The film is divided in two. In the first half, the affair is still secret and happily aglow, and Young-hee (Kim) is on a trip to Germany but thinking of him from afar. Accompanied by an older divorcee who was once cheated on herself—a metaphorical stand-in for Hong’s wife?—Young-hee talks about how enamored she is, and the two women share their stories and advice. In the second half—signaled by a strange man inexplicably plucking Young-hee off the beach and carrying her away—the affair is over. And Young-hee, now back in South Korea, is utterly adrift. It’s telling that, throughout this section, Young-hee meets several men who scarcely drive the plot, but none of whom come off flatteringly: they are all either invasive or callow. The man who carried her off the beach appears again, now as a window washer; like one of Lynch’s avatars from the strange beyond, he is pregnant with symbolism, like a clue without a mystery. It all culminates in Young-hee meeting her ex-lover over dinner, where the other guests serve as an audience (us?) while she interrogates him and he breaks down.

Hong’s weakest point is, I think, as a writer. Each seemingly banal scene serves a thematic purpose, but Hong lacks Rohmer’s verbal wit and Ozu’s instinct for defining even minor characters so vividly, either of which could make a film like On the Beach at Night Alone as fun to watch as it is to think, talk, and write about. It is in that final confrontation—a conversation between Hong’s literal ex-lover and an avatar for himself—that the film reaches its excoriating peak. It is a naked exorcism, one of the best scenes of the year. And if, by being the most self-referential and intimate part of the film, it is therefore the most “indulgent”, it is also paradoxically the most accessible and dramatic; when it comes to art, the intimacy dragged up by indulgence is something we could use a lot more of.

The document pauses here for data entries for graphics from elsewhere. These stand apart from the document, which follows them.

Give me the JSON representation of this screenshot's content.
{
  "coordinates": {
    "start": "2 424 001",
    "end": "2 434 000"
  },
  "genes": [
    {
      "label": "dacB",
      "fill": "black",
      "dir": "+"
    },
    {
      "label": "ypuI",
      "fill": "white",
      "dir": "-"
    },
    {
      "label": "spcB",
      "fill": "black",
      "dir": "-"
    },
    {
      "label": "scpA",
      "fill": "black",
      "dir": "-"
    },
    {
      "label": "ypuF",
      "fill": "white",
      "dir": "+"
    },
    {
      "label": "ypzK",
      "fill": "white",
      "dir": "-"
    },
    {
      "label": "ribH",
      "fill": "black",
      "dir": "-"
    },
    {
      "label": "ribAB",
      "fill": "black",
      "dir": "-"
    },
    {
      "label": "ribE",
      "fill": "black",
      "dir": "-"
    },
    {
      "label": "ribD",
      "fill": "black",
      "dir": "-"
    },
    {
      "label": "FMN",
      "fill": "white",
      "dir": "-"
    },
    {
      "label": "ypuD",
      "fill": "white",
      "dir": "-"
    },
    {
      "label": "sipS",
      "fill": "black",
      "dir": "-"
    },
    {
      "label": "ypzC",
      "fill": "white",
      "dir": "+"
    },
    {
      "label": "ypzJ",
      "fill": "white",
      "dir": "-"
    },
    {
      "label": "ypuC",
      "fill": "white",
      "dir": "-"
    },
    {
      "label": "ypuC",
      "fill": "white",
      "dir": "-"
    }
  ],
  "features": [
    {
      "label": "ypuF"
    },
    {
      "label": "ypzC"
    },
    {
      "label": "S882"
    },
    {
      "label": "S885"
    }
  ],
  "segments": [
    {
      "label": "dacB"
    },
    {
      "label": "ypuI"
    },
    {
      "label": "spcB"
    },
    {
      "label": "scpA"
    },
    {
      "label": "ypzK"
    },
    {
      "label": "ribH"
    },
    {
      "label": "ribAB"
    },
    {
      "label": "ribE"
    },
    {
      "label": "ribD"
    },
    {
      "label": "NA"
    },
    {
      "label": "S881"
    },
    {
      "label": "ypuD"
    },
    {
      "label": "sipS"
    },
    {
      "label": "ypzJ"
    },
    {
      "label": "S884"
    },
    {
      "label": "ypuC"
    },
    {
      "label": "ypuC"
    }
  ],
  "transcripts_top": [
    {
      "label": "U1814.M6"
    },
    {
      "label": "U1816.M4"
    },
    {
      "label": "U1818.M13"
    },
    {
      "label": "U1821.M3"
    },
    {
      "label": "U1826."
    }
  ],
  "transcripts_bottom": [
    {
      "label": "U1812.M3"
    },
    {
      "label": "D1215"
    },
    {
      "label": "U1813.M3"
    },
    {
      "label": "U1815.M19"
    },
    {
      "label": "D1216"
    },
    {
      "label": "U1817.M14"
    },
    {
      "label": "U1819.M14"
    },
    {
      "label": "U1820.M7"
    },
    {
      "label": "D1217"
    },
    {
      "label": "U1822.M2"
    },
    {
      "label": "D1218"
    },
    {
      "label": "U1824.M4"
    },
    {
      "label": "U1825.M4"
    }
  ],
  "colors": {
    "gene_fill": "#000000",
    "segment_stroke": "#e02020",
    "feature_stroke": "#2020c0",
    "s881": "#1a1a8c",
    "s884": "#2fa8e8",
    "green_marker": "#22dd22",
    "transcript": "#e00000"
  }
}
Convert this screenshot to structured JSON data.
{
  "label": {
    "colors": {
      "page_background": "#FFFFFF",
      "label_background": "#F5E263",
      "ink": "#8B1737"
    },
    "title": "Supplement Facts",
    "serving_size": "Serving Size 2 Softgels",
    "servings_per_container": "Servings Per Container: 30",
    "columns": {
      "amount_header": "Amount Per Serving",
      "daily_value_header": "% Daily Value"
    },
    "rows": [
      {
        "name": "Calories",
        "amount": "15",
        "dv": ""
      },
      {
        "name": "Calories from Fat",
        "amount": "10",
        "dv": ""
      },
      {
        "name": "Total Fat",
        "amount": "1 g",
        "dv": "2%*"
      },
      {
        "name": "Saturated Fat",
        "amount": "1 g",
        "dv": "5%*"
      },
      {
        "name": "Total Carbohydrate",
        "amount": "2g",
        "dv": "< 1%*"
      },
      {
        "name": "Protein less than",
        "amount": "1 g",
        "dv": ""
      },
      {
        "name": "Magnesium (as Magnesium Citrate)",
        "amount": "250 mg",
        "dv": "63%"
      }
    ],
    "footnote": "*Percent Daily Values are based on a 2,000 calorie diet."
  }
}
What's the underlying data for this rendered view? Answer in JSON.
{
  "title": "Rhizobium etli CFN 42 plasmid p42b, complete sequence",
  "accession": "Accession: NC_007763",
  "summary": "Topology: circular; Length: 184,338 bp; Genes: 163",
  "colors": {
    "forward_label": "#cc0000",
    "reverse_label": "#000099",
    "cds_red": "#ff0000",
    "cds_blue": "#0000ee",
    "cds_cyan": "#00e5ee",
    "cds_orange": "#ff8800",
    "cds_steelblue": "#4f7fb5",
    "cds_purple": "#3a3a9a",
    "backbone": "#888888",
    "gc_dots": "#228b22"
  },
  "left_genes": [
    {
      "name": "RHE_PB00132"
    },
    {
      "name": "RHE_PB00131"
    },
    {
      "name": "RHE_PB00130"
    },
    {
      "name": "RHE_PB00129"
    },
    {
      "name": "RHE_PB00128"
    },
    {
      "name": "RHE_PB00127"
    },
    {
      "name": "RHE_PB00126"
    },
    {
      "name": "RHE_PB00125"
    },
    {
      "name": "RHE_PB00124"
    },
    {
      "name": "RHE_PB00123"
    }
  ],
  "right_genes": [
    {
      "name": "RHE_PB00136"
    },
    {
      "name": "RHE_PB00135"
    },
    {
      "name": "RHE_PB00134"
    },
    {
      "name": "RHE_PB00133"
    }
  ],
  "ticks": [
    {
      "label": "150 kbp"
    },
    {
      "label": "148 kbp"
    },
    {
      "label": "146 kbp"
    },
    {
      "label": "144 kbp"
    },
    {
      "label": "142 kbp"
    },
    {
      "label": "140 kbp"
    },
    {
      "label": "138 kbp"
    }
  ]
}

The challenge of Hong’s films is one of reversal: if most movies are explicitly emotional films that open themselves to academic readings, his are more academic films where emotion is fully unleashed by deconstruction. The ultimate satisfaction of On the Beach is how we’re watching a romantic connection that goes not across the screen, but through the camera—with the heroine’s mindset informing the presence of everyone she meets. The cult of the director reigns supreme in cinephilia, and Hong’s own sneaky presence is felt, as always, with the sudden, enigmatic pans and zooms during scenes so otherwise given over to visual stasis. But Kim shows just how much an actress can grab control of the screen and not let go. In a strange way, it reminds me of the old cartoons where a creation would rebel against its own animator. Only here the battle is a love affair and the creation is a real woman—a woman who won’t be kept in, who commands the sympathy and understanding of the crowd, who will take strides to show just how little she needs men, and who demands her challenges be answered. She holds the film together, just as she can ultimately chose to simply walk out of it, and just as he (by proxy) will step in front of the camera and confess. It is her film as well as his. In its wreckage and weary final peace, it is theirs.